Putting her three bed semi on the market
her son clocks her things
first time in years:
the Parker Knolls, the candlewick bedspreads

the spider plant in a wicker basket
her collection of Motown Classics.
Next visiting time
with white strings dangling
from her ears
she inches her rollator through a crowd

of shadows. Lengthening bit by bit
as the bass line slips in –
snare and tambourine
silvering soles
till his voice flares through it all: Ooh,
I bet you’re wondering how I knew

‘bout your plans to make me blue
with some guy you knew before …
haloed in a dark bouffant
a young woman
wearing Capri pants and pumps pushes a pram
along the wall.

Waltzing Margaret

Once a week in the magnolia room
past all the wounded memories
broken down nurses
the piano player singing
of prison ships and free birds flying
is not enough to distract
her sixty-year-old fingers
from a bundle carried everywhere.

That trademark of travel
enfolding an unwrapped clove rock
stuck to a striped cotton top,
a torn telephone directory,
underwear from various lockers,
the poesy of bone china roses
bought for her hall table
flowering now in a Wonderbra.

Worldly possessions wrapped up
in knotted incontinence sheets.
Held tight as her watch resumes
beside two panes of plate glass.
Etched eyebrows
straining in a grimace of hope –
impenetrable vigil
at a door no jailor will ever unbolt.

It Is Not Your Chair

He steers across bright buffered
floors through two dayroom
doors into the long corridor
u-turning at an exit guarded
by codes and a fire extinguisher
set on a metal hook
where a woman waits
with wild cat’s cradle eyes
as the swathe of silver widens
in her chemically auburned hair.

It is not your chair manoeuvred
tonight in a yelp of fluorescent
light while a man screams
I should be at work and
another is as he scratch coats
a wall with a broken comb
beside the cream screens
shrouding specialised seating
and the wide yellow sign
reading Nurse’s Station.

It is not your chair he guides
rather a Déesse in dove grey
every dovetailing part
making it a cathedral car
or some high-crested creature
come from the sky
with hydraulic suspension
and variable ground clearance
and under each glass cowl
a pair of scowling moth ocelli.

Nurse, it is not your chair
that leaves Cill Chiaráin
Straith Salach and Rinn Mhaoile
behind while a girl
in the back counting horses
spots the rarest of all out here
a deep-chested cremello
turning its head towards
the purple hills as he drives
into the west on into the west.

Clare McCotter’s haiku, tanka, and haibun have been published in many parts of the world.
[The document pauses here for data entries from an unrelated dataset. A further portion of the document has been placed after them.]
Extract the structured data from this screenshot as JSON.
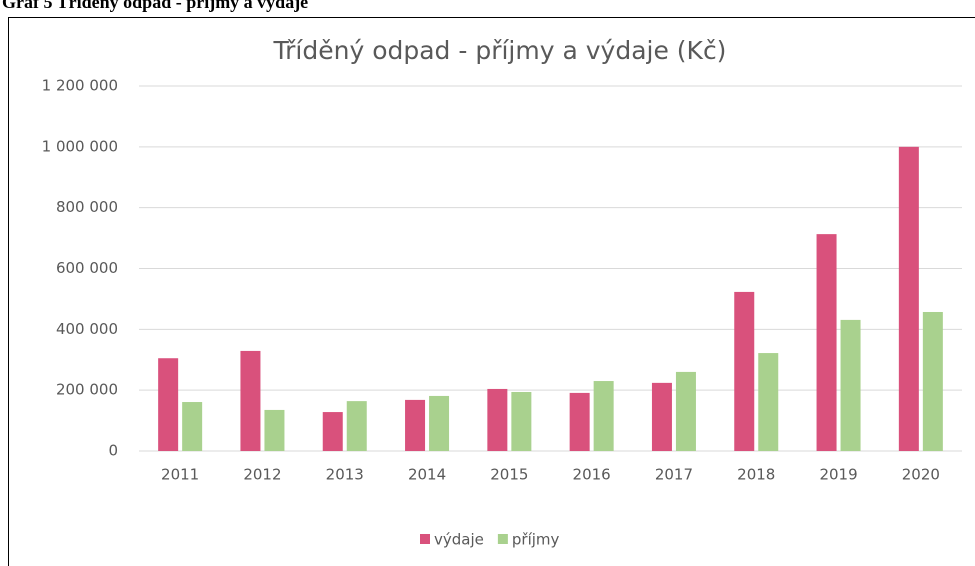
{
  "caption": "Graf 5 Tříděný odpad - příjmy a výdaje",
  "chart_data": {
    "type": "bar",
    "title": "Tříděný odpad - příjmy a výdaje (Kč)",
    "categories": [
      "2011",
      "2012",
      "2013",
      "2014",
      "2015",
      "2016",
      "2017",
      "2018",
      "2019",
      "2020"
    ],
    "series": [
      {
        "name": "výdaje",
        "color": "#d9517c",
        "values": [
          305000,
          329000,
          128000,
          168000,
          204000,
          191000,
          224000,
          523000,
          713000,
          1000000
        ]
      },
      {
        "name": "příjmy",
        "color": "#a9d18e",
        "values": [
          161000,
          135000,
          164000,
          181000,
          194000,
          230000,
          260000,
          322000,
          431000,
          457000
        ]
      }
    ],
    "ylim": [
      0,
      1200000
    ],
    "yticks": [
      0,
      {
        "value": 200000,
        "label": "200 000"
      },
      {
        "value": 400000,
        "label": "400 000"
      },
      {
        "value": 600000,
        "label": "600 000"
      },
      {
        "value": 800000,
        "label": "800 000"
      },
      {
        "value": 1000000,
        "label": "1 000 000"
      },
      {
        "value": 1200000,
        "label": "1 200 000"
      }
    ],
    "grid": true,
    "legend": "bottom"
  }
}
She won The British Haiku Award 2017, The British Tanka Award 2013, and The HIS Dóchas Ireland Haiku Award 2011 and 2010. Her work has been included in the prestigious Norton anthology – Haiku in English: The First Hundred Years. Her longer poems have appeared in over thirty journals, including Abridged, Crannóg, Cyphers, Envoi, The Honest Ulsterman, Iota, The Interpreter’s House and The Stinging Fly.

Awarded a Ph.D from the University of Ulster, Clare has also published numerous peer-reviewed articles on Belfast born Beatrice Grimshaw’s travel writing and fiction. Clare was one of three writers featured in Measuring New Writers 1 (Dedalus Press). Black Horse Running, her first collection of haiku, tanka, and haibun, was published in 2012 (Alba Publishing). Revenant, her first collection of longer poems, was published in 2019 by Salmon Poetry. The poems in this issue are taken from Deer Medicine, her forthcoming collection focusing on memory loss and dementia that will be published by Salmon Poetry in 2022. Clare has worked as a lecturer, a teacher of English, a psychiatric nurse, and a full-time carer. Home is Kilrea, County Derry.